Par Gihan Omar
2015 - 04
Figure montante de la poésie égyptienne contemporaine, Gihan Omar vit au Caire où elle est née en 1971. Après des études de philosophie à l’université portant sur la généalogie des valeurs chez Nietzche, elle se consacre à l’écriture. Son premier recueil Des pas légers (Aqdam khafifa, éditions Charqiyat, 2004) attire déjà l’attention des lecteurs mais c’est avec Avant de détester Paulo Coelho, son second recueil paru au Caire en 2007 (Qabl an nakrah Paolo Coelho, éditions Charqiyat), qu’elle impose sa voix. Accueilli avec enthousiasme par la critique, ce recueil connait un succès notable dans les milieux intellectuels et touche aussi les jeunes lecteurs attirés par la modernité et l’originalité de la voix de Gihan Omar. Son écriture vient développer le poème arabe en prose en y «?captant les détails du quotidien d’une part?» et en y «?(ajoutant) une terminologie puisant ses sources dans la psychologie et théâtralisant des séquences de vie, parfois même des tranches de vie?», souligne Al-Ahram Hebdo. En 2011 paraît aux éditions L’Harmattan une traduction en langue française du recueil Avant de détester Paulo Coelho signée Suzanne el-Lackany.

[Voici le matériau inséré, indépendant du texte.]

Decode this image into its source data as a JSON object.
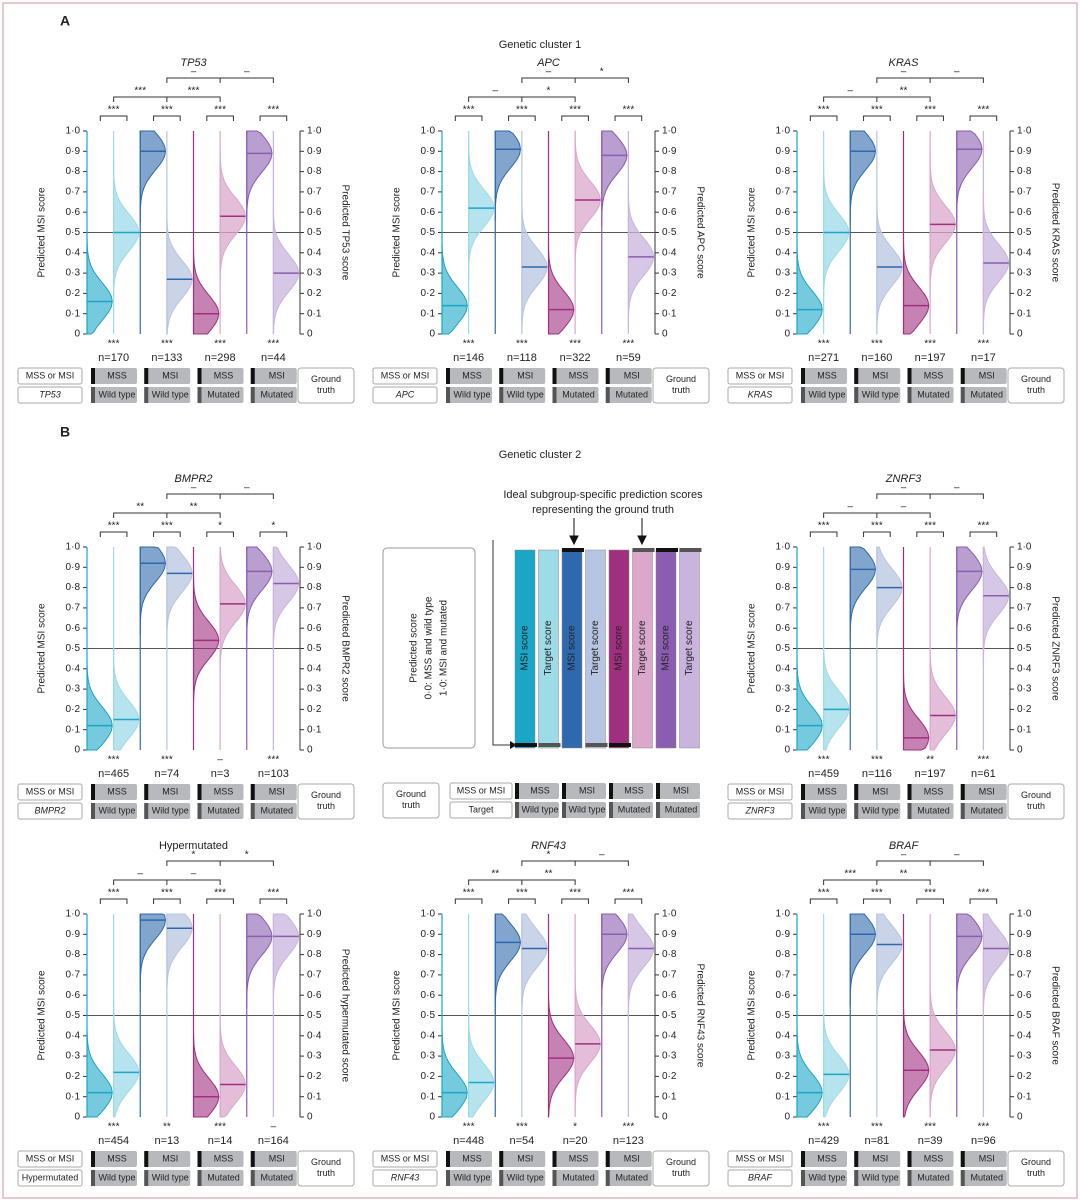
{
  "sections": {
    "a": "A",
    "b": "B",
    "cluster1": "Genetic cluster 1",
    "cluster2": "Genetic cluster 2"
  },
  "shared": {
    "y_label": "Predicted MSI score",
    "ylim": [
      0,
      1
    ],
    "yticks": [
      0,
      {
        "value": 0.1,
        "label": "0·1"
      },
      {
        "value": 0.2,
        "label": "0·2"
      },
      {
        "value": 0.3,
        "label": "0·3"
      },
      {
        "value": 0.4,
        "label": "0·4"
      },
      {
        "value": 0.5,
        "label": "0·5"
      },
      {
        "value": 0.6,
        "label": "0·6"
      },
      {
        "value": 0.7,
        "label": "0·7"
      },
      {
        "value": 0.8,
        "label": "0·8"
      },
      {
        "value": 0.9,
        "label": "0·9"
      },
      {
        "value": 1,
        "label": "1·0"
      }
    ],
    "reference_line": 0.5,
    "status_header": "MSS or MSI",
    "ground_truth": "Ground truth",
    "group_colors": [
      [
        "#1aa6c6",
        "#9edbe8"
      ],
      [
        "#2f69ad",
        "#b7c5e2"
      ],
      [
        "#a02f80",
        "#dba7cb"
      ],
      [
        "#8a5db1",
        "#c9b4de"
      ]
    ]
  },
  "chart_data": [
    {
      "type": "raincloud",
      "title": "TP53",
      "italic": true,
      "right_label": "Predicted TP53 score",
      "groups": [
        {
          "status": "MSS",
          "genotype": "Wild type",
          "n_label": "n=170",
          "sig": "***",
          "median_msi": 0.16,
          "median_target": 0.5
        },
        {
          "status": "MSI",
          "genotype": "Wild type",
          "n_label": "n=133",
          "sig": "***",
          "median_msi": 0.9,
          "median_target": 0.27
        },
        {
          "status": "MSS",
          "genotype": "Mutated",
          "n_label": "n=298",
          "sig": "***",
          "median_msi": 0.1,
          "median_target": 0.58
        },
        {
          "status": "MSI",
          "genotype": "Mutated",
          "n_label": "n=44",
          "sig": "***",
          "median_msi": 0.89,
          "median_target": 0.3
        }
      ],
      "brackets_pair": [
        "***",
        "***",
        "***",
        "***"
      ],
      "brackets_mid": [
        "***",
        "***"
      ],
      "brackets_top": [
        "–",
        "–"
      ]
    },
    {
      "type": "raincloud",
      "title": "APC",
      "italic": true,
      "right_label": "Predicted APC score",
      "groups": [
        {
          "status": "MSS",
          "genotype": "Wild type",
          "n_label": "n=146",
          "sig": "***",
          "median_msi": 0.14,
          "median_target": 0.62
        },
        {
          "status": "MSI",
          "genotype": "Wild type",
          "n_label": "n=118",
          "sig": "***",
          "median_msi": 0.91,
          "median_target": 0.33
        },
        {
          "status": "MSS",
          "genotype": "Mutated",
          "n_label": "n=322",
          "sig": "***",
          "median_msi": 0.12,
          "median_target": 0.66
        },
        {
          "status": "MSI",
          "genotype": "Mutated",
          "n_label": "n=59",
          "sig": "***",
          "median_msi": 0.88,
          "median_target": 0.38
        }
      ],
      "brackets_pair": [
        "***",
        "***",
        "***",
        "***"
      ],
      "brackets_mid": [
        "–",
        "*"
      ],
      "brackets_top": [
        "–",
        "*"
      ]
    },
    {
      "type": "raincloud",
      "title": "KRAS",
      "italic": true,
      "right_label": "Predicted KRAS score",
      "groups": [
        {
          "status": "MSS",
          "genotype": "Wild type",
          "n_label": "n=271",
          "sig": "***",
          "median_msi": 0.12,
          "median_target": 0.5
        },
        {
          "status": "MSI",
          "genotype": "Wild type",
          "n_label": "n=160",
          "sig": "***",
          "median_msi": 0.9,
          "median_target": 0.33
        },
        {
          "status": "MSS",
          "genotype": "Mutated",
          "n_label": "n=197",
          "sig": "***",
          "median_msi": 0.14,
          "median_target": 0.54
        },
        {
          "status": "MSI",
          "genotype": "Mutated",
          "n_label": "n=17",
          "sig": "***",
          "median_msi": 0.91,
          "median_target": 0.35
        }
      ],
      "brackets_pair": [
        "***",
        "***",
        "***",
        "***"
      ],
      "brackets_mid": [
        "–",
        "**"
      ],
      "brackets_top": [
        "–",
        "–"
      ]
    },
    {
      "type": "raincloud",
      "title": "BMPR2",
      "italic": true,
      "right_label": "Predicted BMPR2 score",
      "groups": [
        {
          "status": "MSS",
          "genotype": "Wild type",
          "n_label": "n=465",
          "sig": "***",
          "median_msi": 0.12,
          "median_target": 0.15
        },
        {
          "status": "MSI",
          "genotype": "Wild type",
          "n_label": "n=74",
          "sig": "***",
          "median_msi": 0.92,
          "median_target": 0.87
        },
        {
          "status": "MSS",
          "genotype": "Mutated",
          "n_label": "n=3",
          "sig": "–",
          "median_msi": 0.54,
          "median_target": 0.72
        },
        {
          "status": "MSI",
          "genotype": "Mutated",
          "n_label": "n=103",
          "sig": "***",
          "median_msi": 0.88,
          "median_target": 0.82
        }
      ],
      "brackets_pair": [
        "***",
        "***",
        "*",
        "*"
      ],
      "brackets_mid": [
        "**",
        "**"
      ],
      "brackets_top": [
        "–",
        "–"
      ]
    },
    {
      "type": "raincloud",
      "title": "ZNRF3",
      "italic": true,
      "right_label": "Predicted ZNRF3 score",
      "groups": [
        {
          "status": "MSS",
          "genotype": "Wild type",
          "n_label": "n=459",
          "sig": "***",
          "median_msi": 0.12,
          "median_target": 0.2
        },
        {
          "status": "MSI",
          "genotype": "Wild type",
          "n_label": "n=116",
          "sig": "***",
          "median_msi": 0.89,
          "median_target": 0.8
        },
        {
          "status": "MSS",
          "genotype": "Mutated",
          "n_label": "n=197",
          "sig": "**",
          "median_msi": 0.06,
          "median_target": 0.17
        },
        {
          "status": "MSI",
          "genotype": "Mutated",
          "n_label": "n=61",
          "sig": "***",
          "median_msi": 0.88,
          "median_target": 0.76
        }
      ],
      "brackets_pair": [
        "***",
        "***",
        "***",
        "***"
      ],
      "brackets_mid": [
        "–",
        "–"
      ],
      "brackets_top": [
        "–",
        "–"
      ]
    },
    {
      "type": "raincloud",
      "title": "Hypermutated",
      "italic": false,
      "right_label": "Predicted hypermutated score",
      "groups": [
        {
          "status": "MSS",
          "genotype": "Wild type",
          "n_label": "n=454",
          "sig": "***",
          "median_msi": 0.12,
          "median_target": 0.22
        },
        {
          "status": "MSI",
          "genotype": "Wild type",
          "n_label": "n=13",
          "sig": "**",
          "median_msi": 0.97,
          "median_target": 0.93
        },
        {
          "status": "MSS",
          "genotype": "Mutated",
          "n_label": "n=14",
          "sig": "***",
          "median_msi": 0.1,
          "median_target": 0.16
        },
        {
          "status": "MSI",
          "genotype": "Mutated",
          "n_label": "n=164",
          "sig": "–",
          "median_msi": 0.89,
          "median_target": 0.89
        }
      ],
      "brackets_pair": [
        "***",
        "***",
        "***",
        "***"
      ],
      "brackets_mid": [
        "–",
        "–"
      ],
      "brackets_top": [
        "*",
        "*"
      ]
    },
    {
      "type": "raincloud",
      "title": "RNF43",
      "italic": true,
      "right_label": "Predicted RNF43 score",
      "groups": [
        {
          "status": "MSS",
          "genotype": "Wild type",
          "n_label": "n=448",
          "sig": "***",
          "median_msi": 0.12,
          "median_target": 0.17
        },
        {
          "status": "MSI",
          "genotype": "Wild type",
          "n_label": "n=54",
          "sig": "***",
          "median_msi": 0.86,
          "median_target": 0.83
        },
        {
          "status": "MSS",
          "genotype": "Mutated",
          "n_label": "n=20",
          "sig": "*",
          "median_msi": 0.29,
          "median_target": 0.36
        },
        {
          "status": "MSI",
          "genotype": "Mutated",
          "n_label": "n=123",
          "sig": "***",
          "median_msi": 0.9,
          "median_target": 0.83
        }
      ],
      "brackets_pair": [
        "***",
        "***",
        "***",
        "***"
      ],
      "brackets_mid": [
        "**",
        "**"
      ],
      "brackets_top": [
        "*",
        "–"
      ]
    },
    {
      "type": "raincloud",
      "title": "BRAF",
      "italic": true,
      "right_label": "Predicted BRAF score",
      "groups": [
        {
          "status": "MSS",
          "genotype": "Wild type",
          "n_label": "n=429",
          "sig": "***",
          "median_msi": 0.12,
          "median_target": 0.21
        },
        {
          "status": "MSI",
          "genotype": "Wild type",
          "n_label": "n=81",
          "sig": "***",
          "median_msi": 0.9,
          "median_target": 0.85
        },
        {
          "status": "MSS",
          "genotype": "Mutated",
          "n_label": "n=39",
          "sig": "***",
          "median_msi": 0.23,
          "median_target": 0.33
        },
        {
          "status": "MSI",
          "genotype": "Mutated",
          "n_label": "n=96",
          "sig": "***",
          "median_msi": 0.89,
          "median_target": 0.83
        }
      ],
      "brackets_pair": [
        "***",
        "***",
        "***",
        "***"
      ],
      "brackets_mid": [
        "***",
        "**"
      ],
      "brackets_top": [
        "–",
        "–"
      ]
    }
  ],
  "legend_diagram": {
    "title_lines": [
      "Ideal subgroup-specific prediction scores",
      "representing the ground truth"
    ],
    "box_lines": [
      "Predicted score",
      "0·0: MSS and wild type",
      "1·0: MSI and mutated"
    ],
    "bar_labels": [
      "MSI score",
      "Target score"
    ],
    "table": {
      "ground_truth": "Ground truth",
      "row1_header": "MSS or MSI",
      "row2_header": "Target",
      "status": [
        "MSS",
        "MSI",
        "MSS",
        "MSI"
      ],
      "genotype": [
        "Wild type",
        "Wild type",
        "Mutated",
        "Mutated"
      ]
    }
  }
}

Avant de détester Paulo Coelho
Espérant que la première dame d’Egypte portera bonheur
On nous a donné nos prénoms
Et nous avons démasqué les idées cachées des pères
Ambitieux
Gihan Kaoud
Gihan Omar
Deux petits mondes
Du siècle passé
La ressemblance des prénoms nous a offert
Un pacte d’amitié désintéressée
En ce temps-là
Nous n’étions pas encore atteintes
De la fièvre de la différence.
(…) Après la démission de mon père
De peur que ne l’avalent les dents des roues des avions
Qu’il ajustait,
Mon amie et moi nous nous sommes séparées
Et nous n’avons pas réussi à lire les signes
Et suivre leur chemin
L’échange des lettres de silence nous suffisait.
(…) Gihan Kaoud est morte
Parce que son collier de diamant
A brillé dans l’esprit de son voisin
Alors qu’il regardait le soir un film romantique
Son voisin qui passait par une gêne d’argent
Et qui a serré de ses deux mains son cou délicat.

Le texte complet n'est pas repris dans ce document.